The magnified impact of rare diseases upon patients and families raises the significance of innovative treatments arriving on the horizon. It is imperative that these potential cures and treatments are made available in Wales, for the benefit of patients, their families and wider society.
It has been highlighted in a recent report (4) that many approved orphan drugs have not gone through a national assessment and can only be accessed by patients in Wales through making an IPFR. Treatments that are accessed by patients via IPFR will only potentially be funded in cases where a patient population can demonstrate its 'exceptionality'.
The 'exceptionality' criteria pose one of the most challenging issues for patients, carers and health professionals affected by rare diseases. For more common illnesses, it may be possible to identify a subset of patients within the larger population who are more likely to respond to a particular therapy. This subset is defined as 'exceptional' and are eligible for the IPFR process. For patients with rare diseases, demonstrating that you are a 'unique' patient when you are already part of a small group of patients whose condition is considered rare is practically impossible.
The onus is on the clinician to provide evidence that the patient's clinical condition is significantly different to the general population of patients with the same condition and as a result is likely to gain significantly more benefit from the intervention than might normally be expected. We would suggest that this definition of clinical 'exceptionality' is too onerous to apply to patients with a rare or ultra-rare condition. Due to small patient numbers within rare disease populations, it is extremely difficult to provide evidence to satisfy these criteria.

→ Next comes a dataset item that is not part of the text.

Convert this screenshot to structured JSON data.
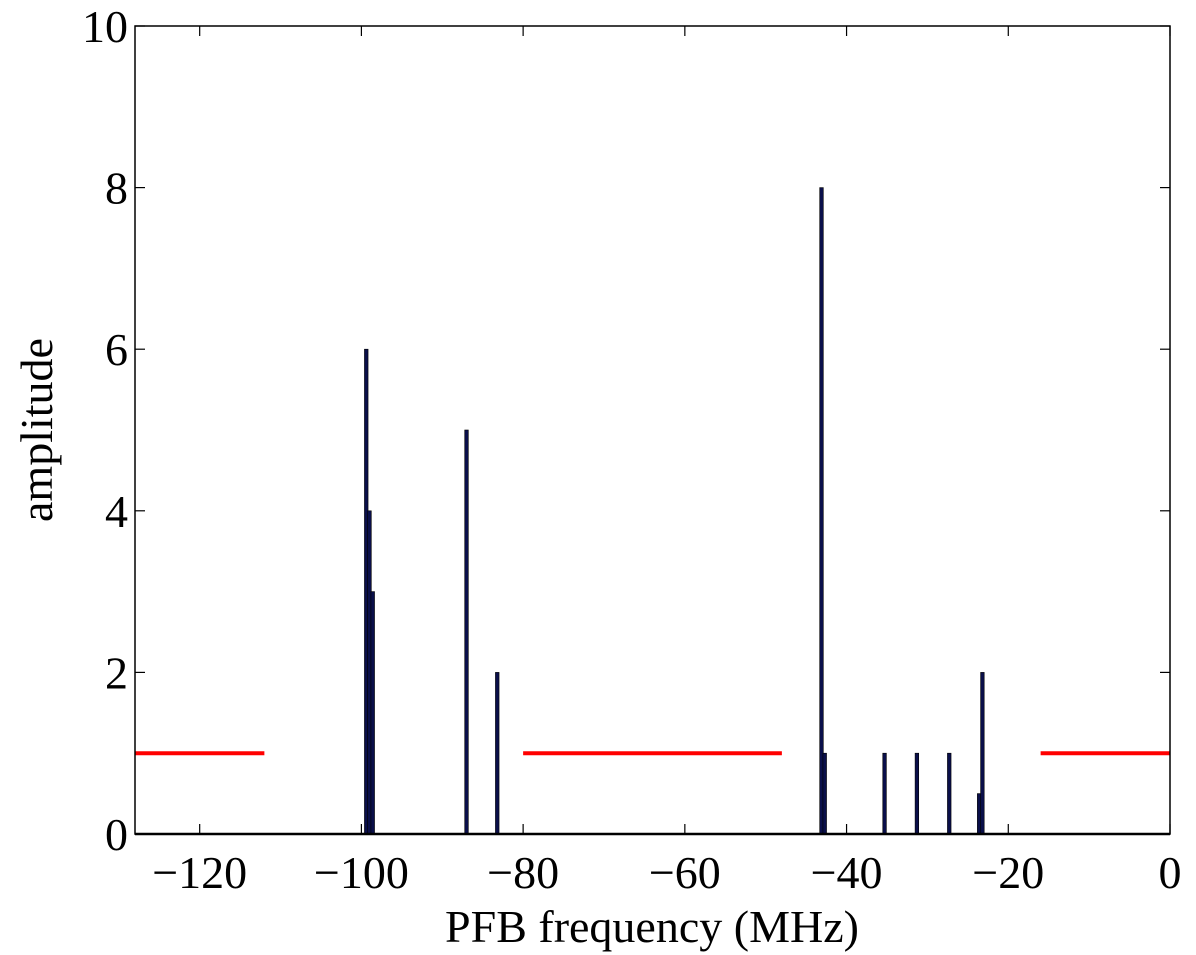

Genetic Alliance UK and member organisations have come together to highlight this flaw in the process to the National Assembly for Wales through an online petition. We are calling on the National Assembly to review the use of the 'exceptionality' rule in determining whether a patient can access a treatment through the IPFR process.
We will highlight that patients with great clinical need are being prevented from gaining access to transformational medicines which may be life-changing/life-saving. The exceptionality criteria are the same in Wales as they are currently for NHS England's Individual Funding Request process. Genetic Alliance UK is concerned that there is a pattern of problems in these processes across the UK that need to be addressed.